While impatiently waiting for RU 486 to gain final government approval, many abortion researchers turned to methotrexate, a powerful anti-cancer drug used since the 1950s to fight certain fast-growing tumors and known to have abortion-inducing side effects. While "successful" about 96% of the time in inducing abortion, methotrexate has proven less attractive to many abortionists and their clients because it tends to take longer to work than RU 486. Also, some abortionists have not wanted anything to do with methotrexate owing to its high toxicity.
And so the quest for the "perfect" abortifacient continues. Tamoxifen is one of the latest, but may not be the last attempt. Another article appearing in a later issue of Contraception (the journal that published Jain and Mishell's research) studied the abortifacient effect of castor bean extract in pregnant rabbits. (The rabbit fetuses were aborted, but side effects for mothers led researchers to recommend against its use.) More studies with other drugs are sure to follow.
The abortion industry knows that women do not like conventional surgical abortions. Women use words like "mechanical," "invasive," and "impersonal" to describe their abortion experiences. They don't like the "scraping" and fear, quite rightly, that it may lead to injury or infertility.

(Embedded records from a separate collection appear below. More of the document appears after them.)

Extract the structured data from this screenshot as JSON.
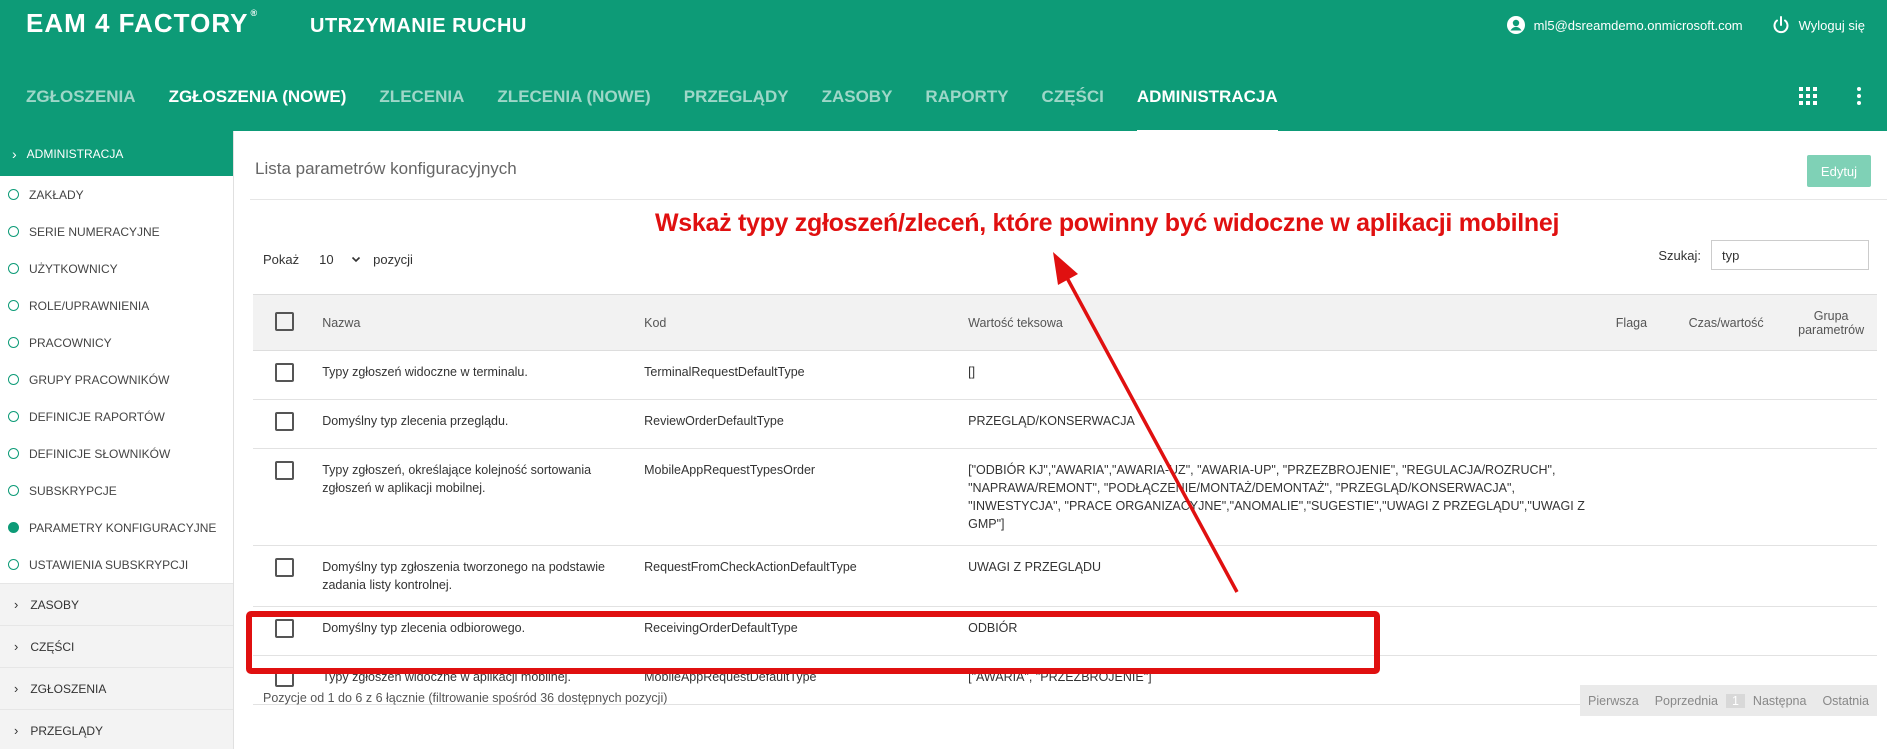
{
  "header": {
    "logo": "EAM 4 FACTORY",
    "logo_reg": "®",
    "app_title": "UTRZYMANIE RUCHU",
    "user_email": "ml5@dsreamdemo.onmicrosoft.com",
    "logout_label": "Wyloguj się"
  },
  "nav": {
    "items": [
      {
        "label": "ZGŁOSZENIA"
      },
      {
        "label": "ZGŁOSZENIA (NOWE)"
      },
      {
        "label": "ZLECENIA"
      },
      {
        "label": "ZLECENIA (NOWE)"
      },
      {
        "label": "PRZEGLĄDY"
      },
      {
        "label": "ZASOBY"
      },
      {
        "label": "RAPORTY"
      },
      {
        "label": "CZĘŚCI"
      },
      {
        "label": "ADMINISTRACJA"
      }
    ]
  },
  "sidebar": {
    "head": "ADMINISTRACJA",
    "sub_items": [
      {
        "label": "ZAKŁADY"
      },
      {
        "label": "SERIE NUMERACYJNE"
      },
      {
        "label": "UŻYTKOWNICY"
      },
      {
        "label": "ROLE/UPRAWNIENIA"
      },
      {
        "label": "PRACOWNICY"
      },
      {
        "label": "GRUPY PRACOWNIKÓW"
      },
      {
        "label": "DEFINICJE RAPORTÓW"
      },
      {
        "label": "DEFINICJE SŁOWNIKÓW"
      },
      {
        "label": "SUBSKRYPCJE"
      },
      {
        "label": "PARAMETRY KONFIGURACYJNE"
      },
      {
        "label": "USTAWIENIA SUBSKRYPCJI"
      }
    ],
    "groups": [
      {
        "label": "ZASOBY"
      },
      {
        "label": "CZĘŚCI"
      },
      {
        "label": "ZGŁOSZENIA"
      },
      {
        "label": "PRZEGLĄDY"
      }
    ]
  },
  "main": {
    "title": "Lista parametrów konfiguracyjnych",
    "edit_label": "Edytuj",
    "show_label": "Pokaż",
    "show_value": "10",
    "show_suffix": "pozycji",
    "search_label": "Szukaj:",
    "search_value": "typ",
    "columns": {
      "name": "Nazwa",
      "code": "Kod",
      "value": "Wartość teksowa",
      "flag": "Flaga",
      "time": "Czas/wartość",
      "group": "Grupa parametrów"
    },
    "rows": [
      {
        "name": "Typy zgłoszeń widoczne w terminalu.",
        "code": "TerminalRequestDefaultType",
        "value": "[]"
      },
      {
        "name": "Domyślny typ zlecenia przeglądu.",
        "code": "ReviewOrderDefaultType",
        "value": "PRZEGLĄD/KONSERWACJA"
      },
      {
        "name": "Typy zgłoszeń, określające kolejność sortowania zgłoszeń w aplikacji mobilnej.",
        "code": "MobileAppRequestTypesOrder",
        "value": "[\"ODBIÓR KJ\",\"AWARIA\",\"AWARIA-UZ\", \"AWARIA-UP\", \"PRZEZBROJENIE\", \"REGULACJA/ROZRUCH\", \"NAPRAWA/REMONT\", \"PODŁĄCZENIE/MONTAŻ/DEMONTAŻ\", \"PRZEGLĄD/KONSERWACJA\", \"INWESTYCJA\", \"PRACE ORGANIZACYJNE\",\"ANOMALIE\",\"SUGESTIE\",\"UWAGI Z PRZEGLĄDU\",\"UWAGI Z GMP\"]"
      },
      {
        "name": "Domyślny typ zgłoszenia tworzonego na podstawie zadania listy kontrolnej.",
        "code": "RequestFromCheckActionDefaultType",
        "value": "UWAGI Z PRZEGLĄDU"
      },
      {
        "name": "Domyślny typ zlecenia odbiorowego.",
        "code": "ReceivingOrderDefaultType",
        "value": "ODBIÓR"
      },
      {
        "name": "Typy zgłoszeń widoczne w aplikacji mobilnej.",
        "code": "MobileAppRequestDefaultType",
        "value": "[\"AWARIA\", \"PRZEZBROJENIE\"]"
      }
    ],
    "footer_info": "Pozycje od 1 do 6 z 6 łącznie (filtrowanie spośród 36 dostępnych pozycji)",
    "pager": {
      "first": "Pierwsza",
      "prev": "Poprzednia",
      "current": "1",
      "next": "Następna",
      "last": "Ostatnia"
    }
  },
  "annotation": {
    "text": "Wskaż typy zgłoszeń/zleceń, które powinny być widoczne w aplikacji mobilnej",
    "color": "#e01010"
  },
  "colors": {
    "brand": "#0d9b77",
    "edit_button": "#7fd1b6"
  }
}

Business in the abortion industry has declined, with nearly 250,000 fewer abortions and almost a thousand fewer abortionists in 1996 than there were just over five years before. A lack of respect from their medical peers and increasing discomfort with the procedure has precipitated many an abortionist to leave the business.
Moreover, public support for abortion has declined in recent years, with more people now recognizing abortion as the taking of human life.Into this set of circumstances steps the abortion industry with promises of new and easy abortions by pill, abortions that involve no surgery, abortions that can be done "quickly" and " painlessly" in the privacy of a woman's own home.

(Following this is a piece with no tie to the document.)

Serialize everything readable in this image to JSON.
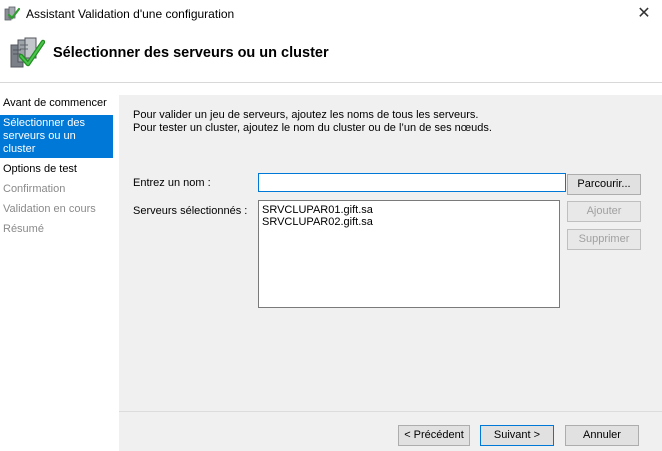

The problem is that none of the methods has proven to be easy, safe, or simple. They involve several drugs and multiple doctor visits over a period of several days or weeks.
Far from being painless, these chemical abortions typically involve a great deal of pain, in addition to vomiting, diarrhea, and other nasty side effects. More toxic long-term side effects of these drugs, such as those mentioned above, are usually ignored or unexamined in the frenzied effort to get these drugs into general circulation.

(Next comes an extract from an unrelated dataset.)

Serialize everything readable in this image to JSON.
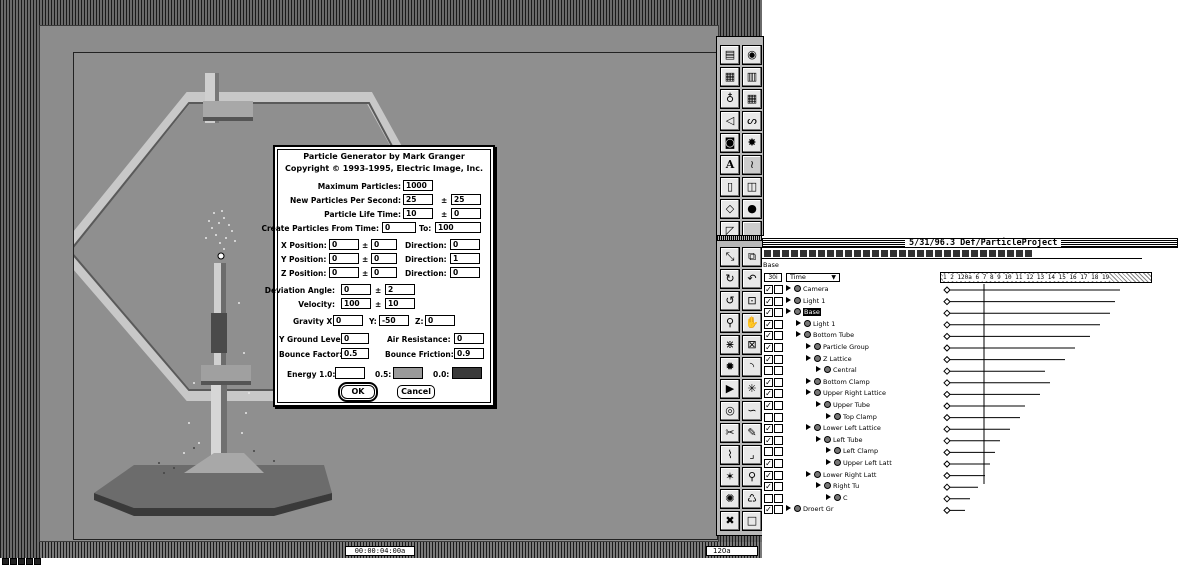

Most significantly, for all the new packaging, nothing changes the fact that the point or purpose of these new chemical methods is still what it was before with the surgical methods of abortion - - the death of an unborn child. And there is nothing the industry can ultimately do to make that an attractive or acceptable option.
FOOTNOTES:
1 Others, citing more recent research, have identified tamoxifen as an estrogen antagonist, that is, a chemical which directly interferes with estrogen itself. In either case, the result would be the same in that the important estrogen signal does not get relayed.
2 Studies have shown that the prostaglandin misoprostol, used alone, can often induce abortion. This leads to speculation that it is the prostaglandin, rather than the drugs, doing the real abortive work.